A mountain of drugs and supplies had been dumped at the hospital. You had to hunt around, but could usually find what you needed, or some reasonable facsimile thereof. My years in the Third World, learning to do what you could with what you had, stood me in good stead, for example crushing adult chloroquine or Dilantin tabs and suspending them in water to make a dilution suitable for small kids—crude but effective. The biggest lack I felt was not being able to find or liberate from somewhere else tuberculosis triple therapy for the two cases of Potts disease that I saw. Old companions from DoD answered the email, and I think a stock of triple therapy is either now at the hospital or en route.
Security within the compound was no problem, and the Marines were close by. They also would always, and I mean always, find for us what extras we needed in hospital supplies or drugs. I am not sure they were supposed to do that, but, believe me, God Bless the USMC.
Medical, nursing, and EMT volunteers from everywhere in the U.S. were in an endless supply, not always what you exactly needed when you needed it, but always enough to get the job done.

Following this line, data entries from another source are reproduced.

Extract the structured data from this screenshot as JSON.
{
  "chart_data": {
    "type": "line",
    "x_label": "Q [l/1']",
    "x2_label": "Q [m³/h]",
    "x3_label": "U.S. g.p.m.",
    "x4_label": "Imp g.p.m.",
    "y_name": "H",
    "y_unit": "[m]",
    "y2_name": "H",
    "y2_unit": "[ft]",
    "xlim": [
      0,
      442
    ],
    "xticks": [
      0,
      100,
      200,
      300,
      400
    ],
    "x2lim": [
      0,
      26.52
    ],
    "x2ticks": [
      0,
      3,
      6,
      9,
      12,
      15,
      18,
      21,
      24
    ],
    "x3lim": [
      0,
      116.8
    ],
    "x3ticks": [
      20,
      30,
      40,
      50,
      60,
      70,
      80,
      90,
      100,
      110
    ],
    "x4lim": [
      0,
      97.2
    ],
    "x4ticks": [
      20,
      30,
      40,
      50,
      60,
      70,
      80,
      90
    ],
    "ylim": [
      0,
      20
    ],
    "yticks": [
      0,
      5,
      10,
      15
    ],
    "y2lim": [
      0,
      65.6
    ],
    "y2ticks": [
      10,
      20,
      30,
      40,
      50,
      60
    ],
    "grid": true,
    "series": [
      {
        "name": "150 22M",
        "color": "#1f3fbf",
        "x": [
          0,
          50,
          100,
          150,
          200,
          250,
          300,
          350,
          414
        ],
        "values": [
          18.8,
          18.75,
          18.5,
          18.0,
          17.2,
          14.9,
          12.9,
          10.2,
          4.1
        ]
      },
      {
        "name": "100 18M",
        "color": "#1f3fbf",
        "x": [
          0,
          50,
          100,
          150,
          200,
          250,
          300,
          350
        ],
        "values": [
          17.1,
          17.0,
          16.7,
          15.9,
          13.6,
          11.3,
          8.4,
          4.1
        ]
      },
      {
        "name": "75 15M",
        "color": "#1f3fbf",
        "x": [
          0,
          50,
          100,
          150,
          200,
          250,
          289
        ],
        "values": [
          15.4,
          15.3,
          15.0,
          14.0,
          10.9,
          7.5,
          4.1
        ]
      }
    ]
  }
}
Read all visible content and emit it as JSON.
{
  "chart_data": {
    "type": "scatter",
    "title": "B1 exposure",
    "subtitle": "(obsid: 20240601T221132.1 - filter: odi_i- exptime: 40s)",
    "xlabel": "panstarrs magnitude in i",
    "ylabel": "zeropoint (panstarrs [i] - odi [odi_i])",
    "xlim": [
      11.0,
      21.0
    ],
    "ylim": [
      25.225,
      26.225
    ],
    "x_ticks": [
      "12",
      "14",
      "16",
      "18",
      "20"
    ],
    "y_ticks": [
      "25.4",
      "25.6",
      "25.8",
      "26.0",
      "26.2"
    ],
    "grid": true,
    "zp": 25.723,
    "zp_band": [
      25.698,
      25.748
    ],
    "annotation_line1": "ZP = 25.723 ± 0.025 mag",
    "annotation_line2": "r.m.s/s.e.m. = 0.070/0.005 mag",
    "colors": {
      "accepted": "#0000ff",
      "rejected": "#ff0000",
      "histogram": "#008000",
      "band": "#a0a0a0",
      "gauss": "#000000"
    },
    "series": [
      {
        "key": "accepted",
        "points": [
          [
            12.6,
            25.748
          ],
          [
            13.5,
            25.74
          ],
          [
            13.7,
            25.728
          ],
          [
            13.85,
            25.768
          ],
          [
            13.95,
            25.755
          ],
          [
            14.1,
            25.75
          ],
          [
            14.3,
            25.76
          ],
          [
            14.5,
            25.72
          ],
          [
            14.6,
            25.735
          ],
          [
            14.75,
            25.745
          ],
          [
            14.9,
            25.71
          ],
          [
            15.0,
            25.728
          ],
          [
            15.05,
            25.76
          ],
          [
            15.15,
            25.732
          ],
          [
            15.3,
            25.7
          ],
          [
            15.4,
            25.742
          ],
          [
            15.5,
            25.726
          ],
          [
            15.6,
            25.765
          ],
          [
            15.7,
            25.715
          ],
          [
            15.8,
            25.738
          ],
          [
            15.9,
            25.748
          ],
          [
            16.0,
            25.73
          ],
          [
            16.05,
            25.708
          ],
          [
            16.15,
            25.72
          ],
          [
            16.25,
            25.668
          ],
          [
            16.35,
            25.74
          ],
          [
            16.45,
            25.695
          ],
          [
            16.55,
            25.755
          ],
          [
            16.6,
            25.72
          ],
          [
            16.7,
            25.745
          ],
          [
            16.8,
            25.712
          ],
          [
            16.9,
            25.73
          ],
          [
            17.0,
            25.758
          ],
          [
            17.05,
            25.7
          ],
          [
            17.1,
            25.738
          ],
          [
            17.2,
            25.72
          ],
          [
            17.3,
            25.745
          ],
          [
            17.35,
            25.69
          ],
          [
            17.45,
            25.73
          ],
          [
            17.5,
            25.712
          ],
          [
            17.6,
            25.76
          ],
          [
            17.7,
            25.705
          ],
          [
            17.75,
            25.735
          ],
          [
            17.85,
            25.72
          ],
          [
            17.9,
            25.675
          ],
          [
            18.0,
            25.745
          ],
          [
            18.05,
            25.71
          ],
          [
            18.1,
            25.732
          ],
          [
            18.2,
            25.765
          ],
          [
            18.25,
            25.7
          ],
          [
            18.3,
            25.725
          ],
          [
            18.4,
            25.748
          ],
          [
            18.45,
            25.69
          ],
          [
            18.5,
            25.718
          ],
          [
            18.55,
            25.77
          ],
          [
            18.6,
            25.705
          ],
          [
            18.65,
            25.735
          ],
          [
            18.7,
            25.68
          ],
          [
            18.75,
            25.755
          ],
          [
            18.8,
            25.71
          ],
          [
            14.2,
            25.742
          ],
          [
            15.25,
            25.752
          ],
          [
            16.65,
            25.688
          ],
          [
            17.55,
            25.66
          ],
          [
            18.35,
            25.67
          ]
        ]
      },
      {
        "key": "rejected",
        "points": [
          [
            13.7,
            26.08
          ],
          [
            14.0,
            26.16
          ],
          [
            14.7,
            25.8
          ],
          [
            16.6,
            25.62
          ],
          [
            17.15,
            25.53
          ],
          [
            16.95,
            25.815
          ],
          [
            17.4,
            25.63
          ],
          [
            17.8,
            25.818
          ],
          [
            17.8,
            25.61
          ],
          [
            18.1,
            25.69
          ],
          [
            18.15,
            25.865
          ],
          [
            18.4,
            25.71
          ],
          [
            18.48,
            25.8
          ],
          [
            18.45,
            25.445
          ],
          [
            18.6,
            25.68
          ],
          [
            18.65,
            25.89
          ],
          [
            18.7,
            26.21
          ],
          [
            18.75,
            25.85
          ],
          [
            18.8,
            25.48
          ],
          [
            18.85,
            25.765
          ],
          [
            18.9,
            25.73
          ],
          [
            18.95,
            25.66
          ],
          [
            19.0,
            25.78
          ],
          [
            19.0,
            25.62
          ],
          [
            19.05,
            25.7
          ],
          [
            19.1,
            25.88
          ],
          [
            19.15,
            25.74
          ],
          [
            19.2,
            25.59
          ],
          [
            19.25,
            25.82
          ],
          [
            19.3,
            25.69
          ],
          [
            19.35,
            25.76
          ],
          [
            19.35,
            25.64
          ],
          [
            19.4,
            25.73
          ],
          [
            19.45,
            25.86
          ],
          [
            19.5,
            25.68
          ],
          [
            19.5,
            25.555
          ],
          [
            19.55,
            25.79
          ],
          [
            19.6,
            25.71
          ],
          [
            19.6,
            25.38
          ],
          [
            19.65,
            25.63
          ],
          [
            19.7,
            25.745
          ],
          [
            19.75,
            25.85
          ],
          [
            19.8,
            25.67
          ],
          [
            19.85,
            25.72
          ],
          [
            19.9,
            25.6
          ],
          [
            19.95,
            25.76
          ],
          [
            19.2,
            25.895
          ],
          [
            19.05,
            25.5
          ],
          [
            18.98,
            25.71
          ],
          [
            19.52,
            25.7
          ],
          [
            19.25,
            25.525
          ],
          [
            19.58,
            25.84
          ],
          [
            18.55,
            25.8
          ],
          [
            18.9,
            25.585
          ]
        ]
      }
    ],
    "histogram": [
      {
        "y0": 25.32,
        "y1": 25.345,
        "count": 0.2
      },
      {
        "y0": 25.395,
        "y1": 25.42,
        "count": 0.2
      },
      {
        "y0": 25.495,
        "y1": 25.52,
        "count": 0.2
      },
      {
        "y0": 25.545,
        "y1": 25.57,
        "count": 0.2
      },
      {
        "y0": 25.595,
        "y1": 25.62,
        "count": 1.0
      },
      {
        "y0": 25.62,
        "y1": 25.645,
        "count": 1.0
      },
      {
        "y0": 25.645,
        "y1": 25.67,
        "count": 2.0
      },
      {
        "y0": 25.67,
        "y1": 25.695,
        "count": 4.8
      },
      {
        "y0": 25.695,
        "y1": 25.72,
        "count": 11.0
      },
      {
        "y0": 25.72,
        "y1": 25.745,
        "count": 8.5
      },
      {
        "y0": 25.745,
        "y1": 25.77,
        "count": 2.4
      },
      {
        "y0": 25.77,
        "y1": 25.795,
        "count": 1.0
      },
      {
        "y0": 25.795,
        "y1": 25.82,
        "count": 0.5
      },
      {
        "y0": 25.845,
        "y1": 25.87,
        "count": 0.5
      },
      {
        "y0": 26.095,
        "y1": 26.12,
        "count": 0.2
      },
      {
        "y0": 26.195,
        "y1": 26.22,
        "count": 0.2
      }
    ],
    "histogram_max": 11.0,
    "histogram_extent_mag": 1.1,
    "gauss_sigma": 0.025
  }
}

That’s the short term. The longer term is not very pleasant. When the rains start in earnest, and the tent camps become mud flats, there will be explosive infectious disease, and probably explosive social unrest. What can the future hold, in two or three months’ time, for those newborns of February? What about PT, rehab, and prostheses for the amputees? What about food, water, work, survival for hundreds of thousands? How do you rebuild the lives of those who had very little to start with, and now have almost nothing?
I would not trade the experience for anything, but I came back with a lot more questions than answers.